Son dönemlerde kaygıyı çok iyi işleyen reklamlardan biri Molfix’e ait. Bebek bezinin çocuğun yürümesine dair etkisini işlediği reklam filmi, bebek için çok önemli ve uzun soluklu bir kaygı unsurunu temel alıyor.
Tiksintiyi Satmak
Tiksinti duygumuzun temeli büyük oranda fizikidir, gıda ve hijyenle ilgilidir. En temel işlevi bozulmuş yiyecekleri yemeyerek hastalanmamamız, vücut dengemizi korumamız ve hayatta kalmamızdır. Bu hala hayatımızda önemli bir yer edinir. Yiyeceklerin bozulup bozulmadığını koklayarak anlarız ve kötü bir koku aldığımızda yüzümüz buruşur, tiksintiyi yaratan kaynaktan uzaklaşmak ya da o kaynağı uzaklaştırmak isteriz. Öte yandan tiksinti bizi kişisel hijyenimizi tehdit eden unsurlardan da uzak tutar.

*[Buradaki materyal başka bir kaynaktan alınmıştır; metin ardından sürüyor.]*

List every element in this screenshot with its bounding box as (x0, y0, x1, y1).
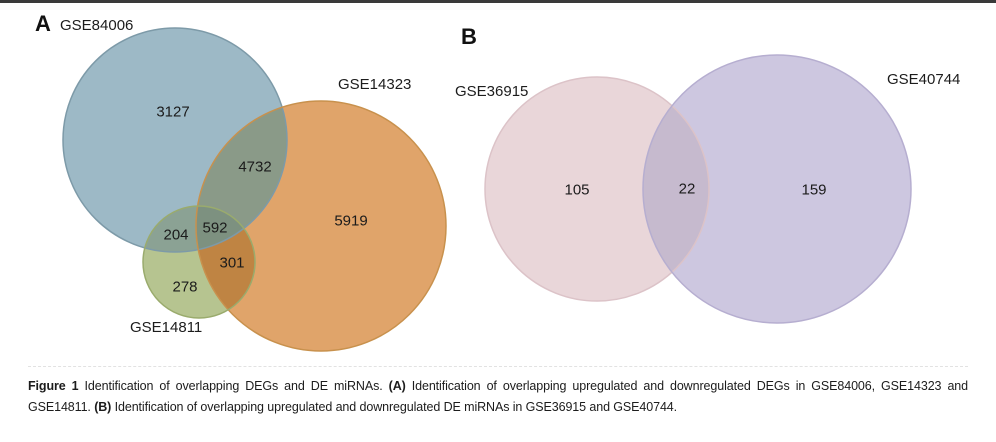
caption-intro: Identification of overlapping DEGs and D… (84, 379, 383, 393)
venn-diagrams-canvas (62, 27, 912, 352)
venn-a-outline-gse84006 (62, 27, 288, 253)
venn-a-count-triple: 592 (202, 219, 228, 237)
venn-b-count-gse36915-only: 105 (564, 181, 590, 199)
panel-a-letter: A (35, 11, 52, 36)
caption-part-a-marker: (A) (388, 379, 406, 393)
scan-artifact-top-bar (0, 0, 996, 3)
venn-a-count-gse14323-only: 5919 (334, 212, 368, 230)
venn-b-count-overlap: 22 (678, 180, 696, 198)
venn-a-count-gse84006-only: 3127 (156, 103, 190, 121)
venn-a-count-gse14811-only: 278 (172, 278, 198, 296)
figure-caption: Figure 1 Identification of overlapping D… (28, 366, 968, 418)
venn-b-outline-gse40744 (642, 54, 912, 324)
venn-a-count-gse84006-gse14811: 204 (163, 226, 189, 244)
venn-b-label-gse36915: GSE36915 (455, 83, 529, 100)
caption-figure-label: Figure 1 (28, 379, 79, 393)
venn-b-count-gse40744-only: 159 (801, 181, 827, 199)
caption-part-a-text: Identification of overlapping upregulate… (28, 379, 968, 414)
venn-a-label-gse84006: GSE84006 (60, 17, 134, 34)
caption-part-b-marker: (B) (94, 400, 112, 414)
panel-b-letter: B (461, 24, 478, 49)
venn-a-overlap-blue-orange (196, 101, 287, 252)
venn-b-outline-gse36915 (484, 76, 710, 302)
venn-b-circle-gse40744 (643, 55, 911, 323)
venn-a-count-gse84006-gse14323: 4732 (238, 158, 272, 176)
caption-part-b-text: Identification of overlapping upregulate… (114, 400, 678, 414)
venn-b-label-gse40744: GSE40744 (887, 71, 961, 88)
venn-b-circle-gse36915 (485, 77, 709, 301)
venn-a-label-gse14811: GSE14811 (130, 319, 203, 336)
venn-a-outline-gse14323 (195, 100, 447, 352)
venn-a-label-gse14323: GSE14323 (338, 76, 412, 93)
venn-a-outline-gse14811 (142, 205, 256, 319)
venn-a-count-gse14323-gse14811: 301 (219, 254, 245, 272)
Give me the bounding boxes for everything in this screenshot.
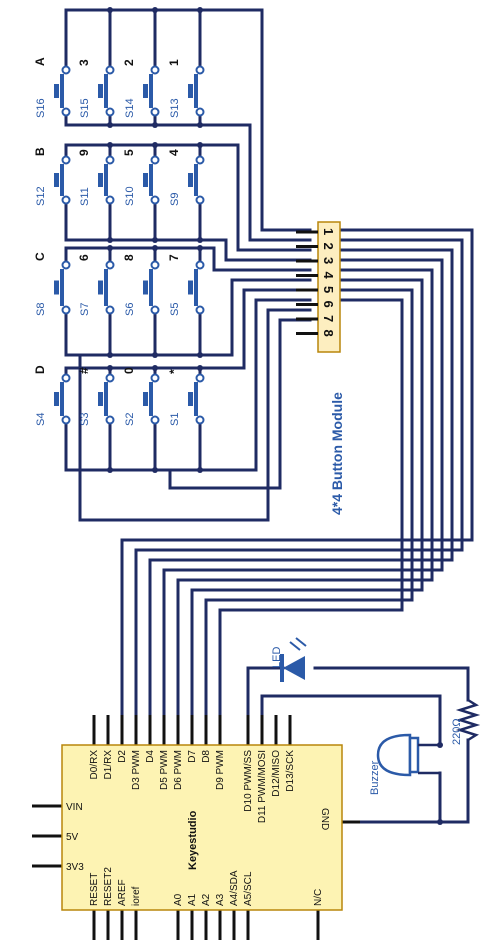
- switch-s11: S11 9: [77, 149, 115, 206]
- switch-id-label: S12: [35, 186, 47, 206]
- module-pin-2: 2: [321, 243, 336, 250]
- switch-id-label: S13: [169, 98, 181, 118]
- led-label: LED: [271, 647, 283, 668]
- digital-pin-label: D10 PWM/SS: [243, 750, 254, 812]
- switch-id-label: S11: [79, 187, 91, 206]
- led: LED: [271, 637, 307, 682]
- switch-key-label: 8: [122, 254, 136, 261]
- resistor-label: 220Ω: [451, 718, 463, 745]
- switch-key-label: A: [33, 57, 47, 66]
- keypad-4x4: S16AS153S142S131S12BS119S105S94S8CS76S68…: [33, 57, 205, 426]
- module-pin-6: 6: [321, 301, 336, 308]
- module-pin-1: 1: [321, 228, 336, 235]
- bottom-pin-label: RESET2: [103, 867, 114, 906]
- switch-key-label: 6: [77, 254, 91, 261]
- digital-pin-label: D4: [145, 750, 156, 763]
- switch-key-label: #: [77, 367, 91, 374]
- switch-id-label: S3: [79, 413, 91, 426]
- digital-pin-label: D12/MISO: [271, 750, 282, 797]
- analog-pin-label: A1: [187, 893, 198, 906]
- power-pin-label: VIN: [66, 802, 83, 813]
- switch-key-label: 3: [77, 59, 91, 66]
- switch-id-label: S7: [79, 303, 91, 316]
- digital-pin-label: D3 PWM: [131, 750, 142, 790]
- module-title: 4*4 Button Module: [329, 392, 345, 515]
- switch-key-label: 0: [122, 367, 136, 374]
- switch-s4: S4 D: [33, 365, 71, 426]
- button-module-connector: 1 2 3 4 5 6 7 8 4*4 Button Module: [296, 221, 345, 515]
- switch-id-label: S15: [79, 98, 91, 118]
- switch-key-label: 7: [167, 254, 181, 261]
- module-pin-8: 8: [321, 330, 336, 337]
- switch-id-label: S1: [169, 413, 181, 426]
- module-pin-3: 3: [321, 257, 336, 264]
- digital-pin-label: D0/RX: [89, 750, 100, 780]
- switch-id-label: S6: [124, 303, 136, 316]
- bottom-pin-label: RESET: [89, 873, 100, 906]
- switch-id-label: S14: [124, 98, 136, 118]
- switch-key-label: 1: [167, 59, 181, 66]
- junction-dots: [107, 7, 443, 825]
- switch-id-label: S9: [169, 193, 181, 206]
- switch-key-label: 2: [122, 59, 136, 66]
- resistor: 220Ω: [451, 698, 481, 745]
- nc-pin-label: N/C: [313, 889, 324, 906]
- switch-s10: S10 5: [122, 149, 160, 206]
- switch-s5: S5 7: [167, 254, 205, 316]
- switch-id-label: S2: [124, 413, 136, 426]
- switch-s15: S15 3: [77, 59, 115, 118]
- switch-key-label: 4: [167, 149, 181, 156]
- digital-pin-label: D9 PWM: [215, 750, 226, 790]
- digital-pin-label: D7: [187, 750, 198, 763]
- switch-key-label: D: [33, 365, 47, 374]
- switch-s1: S1 *: [167, 369, 205, 426]
- switch-id-label: S8: [35, 303, 47, 316]
- analog-pin-label: A0: [173, 893, 184, 906]
- module-pin-5: 5: [321, 286, 336, 293]
- power-pin-label: 3V3: [66, 862, 84, 873]
- switch-s8: S8 C: [33, 252, 71, 316]
- switch-id-label: S4: [35, 413, 47, 426]
- module-pin-7: 7: [321, 315, 336, 322]
- switch-id-label: S10: [124, 186, 136, 206]
- analog-pin-label: A5/SCL: [243, 871, 254, 906]
- switch-key-label: *: [167, 369, 181, 374]
- analog-pin-label: A2: [201, 893, 212, 906]
- digital-pin-label: D8: [201, 750, 212, 763]
- gnd-label: GND: [319, 808, 330, 830]
- switch-s6: S6 8: [122, 254, 160, 316]
- bottom-pin-label: AREF: [117, 879, 128, 906]
- buzzer-label: Buzzer: [369, 760, 381, 795]
- switch-s7: S7 6: [77, 254, 115, 316]
- bottom-pin-label: ioref: [131, 886, 142, 906]
- switch-key-label: B: [33, 147, 47, 156]
- switch-s9: S9 4: [167, 149, 205, 206]
- switch-key-label: 5: [122, 149, 136, 156]
- switch-s14: S14 2: [122, 59, 160, 118]
- power-pin-label: 5V: [66, 832, 79, 843]
- digital-pin-label: D2: [117, 750, 128, 763]
- keyestudio-board: Keyestudio D0/RX D1/RX D2 D3 PWM D4 D5 PWM D6 …: [32, 715, 360, 940]
- digital-pin-label: D1/RX: [103, 750, 114, 780]
- switch-s2: S2 0: [122, 367, 160, 426]
- digital-pin-label: D5 PWM: [159, 750, 170, 790]
- switch-s12: S12 B: [33, 147, 71, 206]
- digital-pin-label: D13/SCK: [285, 750, 296, 792]
- switch-key-label: 9: [77, 149, 91, 156]
- switch-id-label: S5: [169, 303, 181, 316]
- analog-pin-label: A4/SDA: [229, 870, 240, 906]
- switch-id-label: S16: [35, 98, 47, 118]
- digital-pin-label: D11 PWM/MOSI: [257, 750, 268, 823]
- switch-key-label: C: [33, 252, 47, 261]
- switch-s3: S3 #: [77, 367, 115, 426]
- buzzer: Buzzer: [369, 733, 440, 795]
- switch-s13: S13 1: [167, 59, 205, 118]
- switch-s16: S16 A: [33, 57, 71, 118]
- module-pin-4: 4: [321, 272, 336, 280]
- digital-pin-label: D6 PWM: [173, 750, 184, 790]
- analog-pin-label: A3: [215, 893, 226, 906]
- board-name: Keyestudio: [187, 810, 199, 870]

Bu işlev daha sonraları sosyolojik bir boyut kazanmıştır. İşin içine ahlaki değerler ve toplumsal normlar girmiş ve bu durum fiziken “pis” olmayan şeylerden de tiksinmemizle sonuçlanmıştır. Şu an sırada önümüze geçen birini gördüğümüzde öfkemize tiksinti de eşlik eder. Beyaz çorap giyen bir erkek, adet olan bir kadın, eşcinseller, bıyıklı bir erkek, aldatan bir koca, yalan söyleyen bir yakınımız… Bu durumlar kişinin içinde bulunduğu topluma ve ahlaki değerlere bağlı olarak tiksinti yaratabilir.

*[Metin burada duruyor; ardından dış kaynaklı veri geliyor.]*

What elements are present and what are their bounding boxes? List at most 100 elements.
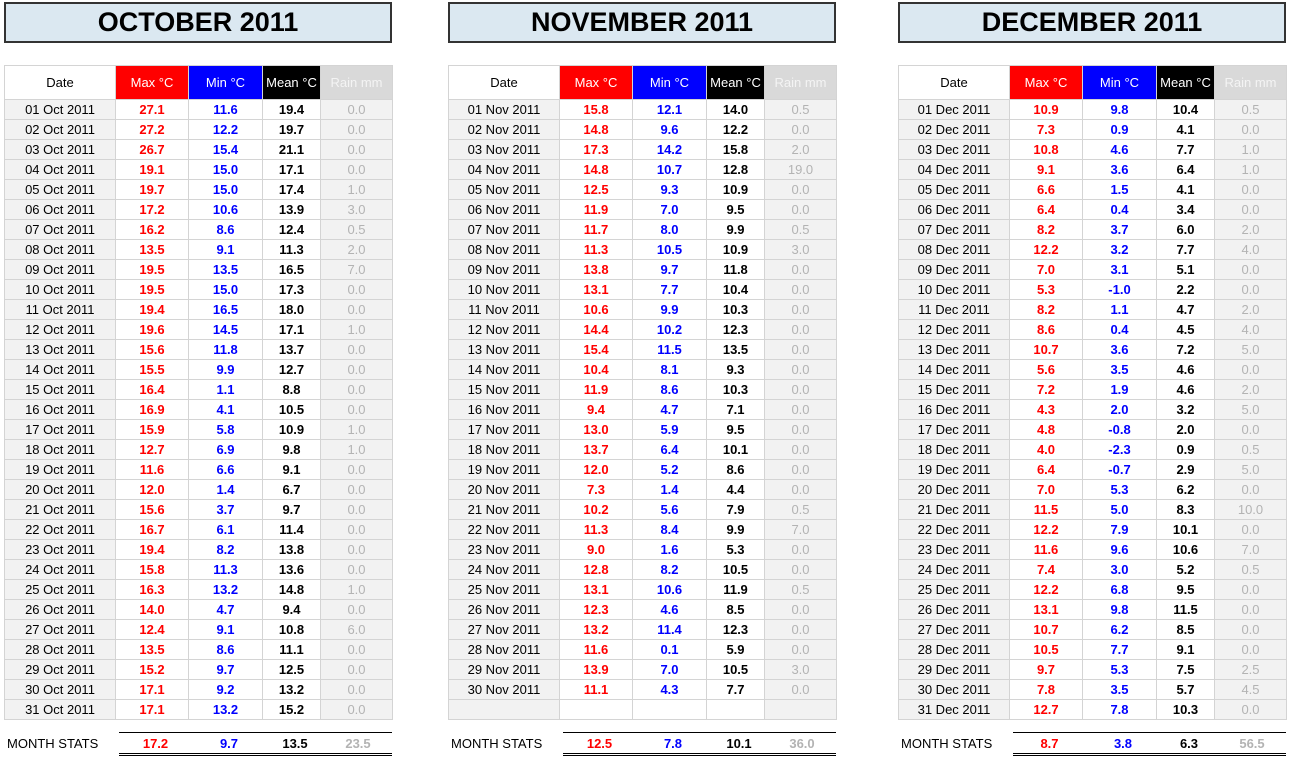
cell-max: 12.8 bbox=[559, 559, 633, 580]
cell-max: 11.5 bbox=[1009, 499, 1083, 520]
table-row: 18 Nov 2011 13.7 6.4 10.1 0.0 bbox=[448, 439, 837, 460]
cell-date: 12 Nov 2011 bbox=[448, 319, 560, 340]
cell-date: 03 Nov 2011 bbox=[448, 139, 560, 160]
cell-rain: 1.0 bbox=[320, 419, 393, 440]
cell-date: 16 Dec 2011 bbox=[898, 399, 1010, 420]
table-row: 06 Nov 2011 11.9 7.0 9.5 0.0 bbox=[448, 199, 837, 220]
cell-max: 12.7 bbox=[1009, 699, 1083, 720]
cell-mean: 6.7 bbox=[262, 479, 321, 500]
cell-rain: 0.0 bbox=[764, 459, 837, 480]
cell-max: 16.4 bbox=[115, 379, 189, 400]
cell-min: 5.8 bbox=[188, 419, 263, 440]
cell-date: 13 Dec 2011 bbox=[898, 339, 1010, 360]
header-row: Date Max °C Min °C Mean °C Rain mm bbox=[898, 65, 1287, 100]
cell-min: 5.0 bbox=[1082, 499, 1157, 520]
cell-date: 02 Oct 2011 bbox=[4, 119, 116, 140]
cell-max: 10.9 bbox=[1009, 99, 1083, 120]
cell-min: 12.2 bbox=[188, 119, 263, 140]
cell-max: 11.1 bbox=[559, 679, 633, 700]
cell-date: 31 Dec 2011 bbox=[898, 699, 1010, 720]
cell-rain: 1.0 bbox=[320, 439, 393, 460]
table-row: 12 Oct 2011 19.6 14.5 17.1 1.0 bbox=[4, 319, 393, 340]
cell-mean: 17.4 bbox=[262, 179, 321, 200]
cell-date: 24 Nov 2011 bbox=[448, 559, 560, 580]
table-row: 17 Dec 2011 4.8 -0.8 2.0 0.0 bbox=[898, 419, 1287, 440]
cell-max: 16.2 bbox=[115, 219, 189, 240]
table-row: 15 Dec 2011 7.2 1.9 4.6 2.0 bbox=[898, 379, 1287, 400]
cell-mean: 3.2 bbox=[1156, 399, 1215, 420]
cell-min: 13.5 bbox=[188, 259, 263, 280]
cell-mean: 9.4 bbox=[262, 599, 321, 620]
cell-rain: 0.0 bbox=[764, 419, 837, 440]
cell-max: 12.7 bbox=[115, 439, 189, 460]
cell-mean: 9.1 bbox=[262, 459, 321, 480]
cell-min: 7.0 bbox=[632, 659, 707, 680]
cell-mean: 10.4 bbox=[706, 279, 765, 300]
table-row: 27 Dec 2011 10.7 6.2 8.5 0.0 bbox=[898, 619, 1287, 640]
cell-rain: 2.5 bbox=[1214, 659, 1287, 680]
cell-date: 21 Oct 2011 bbox=[4, 499, 116, 520]
cell-max: 9.0 bbox=[559, 539, 633, 560]
cell-min: 0.9 bbox=[1082, 119, 1157, 140]
cell-max: 14.8 bbox=[559, 159, 633, 180]
cell-mean: 7.9 bbox=[706, 499, 765, 520]
cell-max: 17.1 bbox=[115, 679, 189, 700]
cell-min: 11.4 bbox=[632, 619, 707, 640]
cell-date: 01 Oct 2011 bbox=[4, 99, 116, 120]
header-max: Max °C bbox=[559, 65, 633, 100]
cell-rain: 2.0 bbox=[1214, 379, 1287, 400]
cell-mean: 13.7 bbox=[262, 339, 321, 360]
cell-min: 3.1 bbox=[1082, 259, 1157, 280]
cell-max: 19.4 bbox=[115, 299, 189, 320]
cell-date: 11 Dec 2011 bbox=[898, 299, 1010, 320]
cell-rain: 4.5 bbox=[1214, 679, 1287, 700]
cell-date: 28 Dec 2011 bbox=[898, 639, 1010, 660]
cell-max: 12.0 bbox=[559, 459, 633, 480]
cell-mean: 2.9 bbox=[1156, 459, 1215, 480]
cell-mean: 13.9 bbox=[262, 199, 321, 220]
cell-rain: 0.0 bbox=[320, 159, 393, 180]
cell-max: 8.6 bbox=[1009, 319, 1083, 340]
cell-mean: 4.1 bbox=[1156, 179, 1215, 200]
stat-max: 17.2 bbox=[119, 732, 192, 756]
header-min: Min °C bbox=[188, 65, 263, 100]
cell-max: 9.1 bbox=[1009, 159, 1083, 180]
cell-mean: 10.5 bbox=[706, 559, 765, 580]
table-row: 24 Nov 2011 12.8 8.2 10.5 0.0 bbox=[448, 559, 837, 580]
stat-max: 12.5 bbox=[563, 732, 636, 756]
cell-rain: 0.0 bbox=[764, 199, 837, 220]
cell-date: 21 Dec 2011 bbox=[898, 499, 1010, 520]
cell-rain: 0.0 bbox=[320, 479, 393, 500]
cell-rain: 0.0 bbox=[1214, 479, 1287, 500]
cell-min: 15.0 bbox=[188, 159, 263, 180]
cell-max: 11.6 bbox=[115, 459, 189, 480]
cell-rain: 0.0 bbox=[320, 559, 393, 580]
cell-min bbox=[632, 699, 707, 720]
cell-min: 4.7 bbox=[188, 599, 263, 620]
cell-mean: 17.1 bbox=[262, 319, 321, 340]
cell-rain: 0.0 bbox=[320, 339, 393, 360]
table-row: 02 Dec 2011 7.3 0.9 4.1 0.0 bbox=[898, 119, 1287, 140]
cell-max: 13.7 bbox=[559, 439, 633, 460]
cell-max: 7.4 bbox=[1009, 559, 1083, 580]
cell-min: 9.9 bbox=[188, 359, 263, 380]
table-row bbox=[448, 699, 837, 720]
cell-mean: 9.1 bbox=[1156, 639, 1215, 660]
cell-min: 7.9 bbox=[1082, 519, 1157, 540]
cell-rain: 0.0 bbox=[320, 699, 393, 720]
cell-max: 12.0 bbox=[115, 479, 189, 500]
cell-date: 03 Oct 2011 bbox=[4, 139, 116, 160]
cell-rain: 0.0 bbox=[1214, 619, 1287, 640]
cell-rain: 4.0 bbox=[1214, 319, 1287, 340]
table-row: 03 Nov 2011 17.3 14.2 15.8 2.0 bbox=[448, 139, 837, 160]
table-row: 10 Nov 2011 13.1 7.7 10.4 0.0 bbox=[448, 279, 837, 300]
cell-mean: 15.8 bbox=[706, 139, 765, 160]
cell-max: 6.6 bbox=[1009, 179, 1083, 200]
cell-date: 21 Nov 2011 bbox=[448, 499, 560, 520]
table-row: 22 Nov 2011 11.3 8.4 9.9 7.0 bbox=[448, 519, 837, 540]
cell-max: 15.6 bbox=[115, 339, 189, 360]
month-stats-label: MONTH STATS bbox=[451, 736, 543, 751]
cell-rain: 0.0 bbox=[320, 539, 393, 560]
table-row: 14 Oct 2011 15.5 9.9 12.7 0.0 bbox=[4, 359, 393, 380]
cell-date: 18 Oct 2011 bbox=[4, 439, 116, 460]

Tiksintiyi sosyolojik yönüyle kullanan en iyi örneklerden biri M.A.R.K.A ajansın (Hulusi Derici’nin) Audi için yaptığı reklam kampanyasıdır.
Bunun dışında adı çokça Fear Marketing ile anılan Domestos, mikropları resmederek tiksinti duygusunu yıllarca kullanmıştır. Fakat son yıllarda marka kendini bu tiksinilecek unsurlarla bağdaştırmanın sakıncalı durumlarını görmüş ve 2024 itibarıyla marka görsel unsurunu mikroplar yerine ejderha ile değiştirmiştir. Bana göre bu, üniversitelerde nedenleri ve sonuçları itibarıyla okutulması gereken vakalardan biridir.

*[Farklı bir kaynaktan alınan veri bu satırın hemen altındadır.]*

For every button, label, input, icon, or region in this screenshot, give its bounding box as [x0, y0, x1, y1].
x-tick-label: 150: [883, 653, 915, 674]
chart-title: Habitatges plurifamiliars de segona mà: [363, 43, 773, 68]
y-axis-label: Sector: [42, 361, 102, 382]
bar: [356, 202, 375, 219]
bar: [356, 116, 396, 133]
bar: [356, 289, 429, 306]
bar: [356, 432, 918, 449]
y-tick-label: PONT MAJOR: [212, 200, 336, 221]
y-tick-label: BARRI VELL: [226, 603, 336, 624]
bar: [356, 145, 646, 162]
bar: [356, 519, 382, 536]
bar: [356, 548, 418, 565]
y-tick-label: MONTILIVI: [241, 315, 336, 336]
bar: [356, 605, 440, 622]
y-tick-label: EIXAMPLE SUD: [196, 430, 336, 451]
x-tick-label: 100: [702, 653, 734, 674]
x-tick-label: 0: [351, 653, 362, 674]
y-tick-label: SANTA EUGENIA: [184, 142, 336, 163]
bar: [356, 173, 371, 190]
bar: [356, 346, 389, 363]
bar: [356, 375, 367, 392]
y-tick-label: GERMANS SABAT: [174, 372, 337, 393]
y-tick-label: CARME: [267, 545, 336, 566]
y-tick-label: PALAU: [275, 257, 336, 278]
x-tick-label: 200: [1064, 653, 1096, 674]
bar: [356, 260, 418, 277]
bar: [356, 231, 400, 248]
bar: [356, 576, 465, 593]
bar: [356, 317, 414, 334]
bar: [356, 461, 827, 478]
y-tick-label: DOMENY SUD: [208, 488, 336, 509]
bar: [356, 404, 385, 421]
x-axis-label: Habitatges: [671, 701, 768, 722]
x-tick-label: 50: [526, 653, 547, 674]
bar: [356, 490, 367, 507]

Utanç duygusunun ise diğerlerinden farklı olarak biyolojik bir temeli yoktur. Evrimsel süreçte çok sonralarda ortaya çıktığına inanılır. Geçmişte bunun örneklerini deterjan ve çamaşır suyu reklamlarında gördük. Sararmış ya da lekesi çıkmamış bir gömleğin, çarşafın bizi utandırması gerekiyor mu? Geçmişte utandığımız şeylerde şu an da utanıyor muyuz? Bu sanıyorum toplumdaki ahlak olgusuyla ve o anki özel durumla ilgili. Çıplaklık utanç verici olabilir fakat hasta yatağındaki birinin çıplaklığı böyle bir duygu oluşturmaz.
Tüm bunların ışığında şunu iddia etmek mümkün, olumsuz duygular karşı aksiyon aldırma potansiyeli nedeniyle markalar için çok önemlidir. Fakat yine de bir sigorta şirketi kazayı göstererek ve kendini kaza ile ilişkilendirerek mi daha doğru bir iş yapar yoksa olumlu ihtimalleri göstererek mi emin olamıyorum. Örneğin Anadolu Sigorta’nın son reklamı hiç olmaması gereken bir şekilde değil mi? Azalan alım gücünü de düşündüğümüzde reklamdaki mizansen en hafif tabirle “karikatürize” değil mi?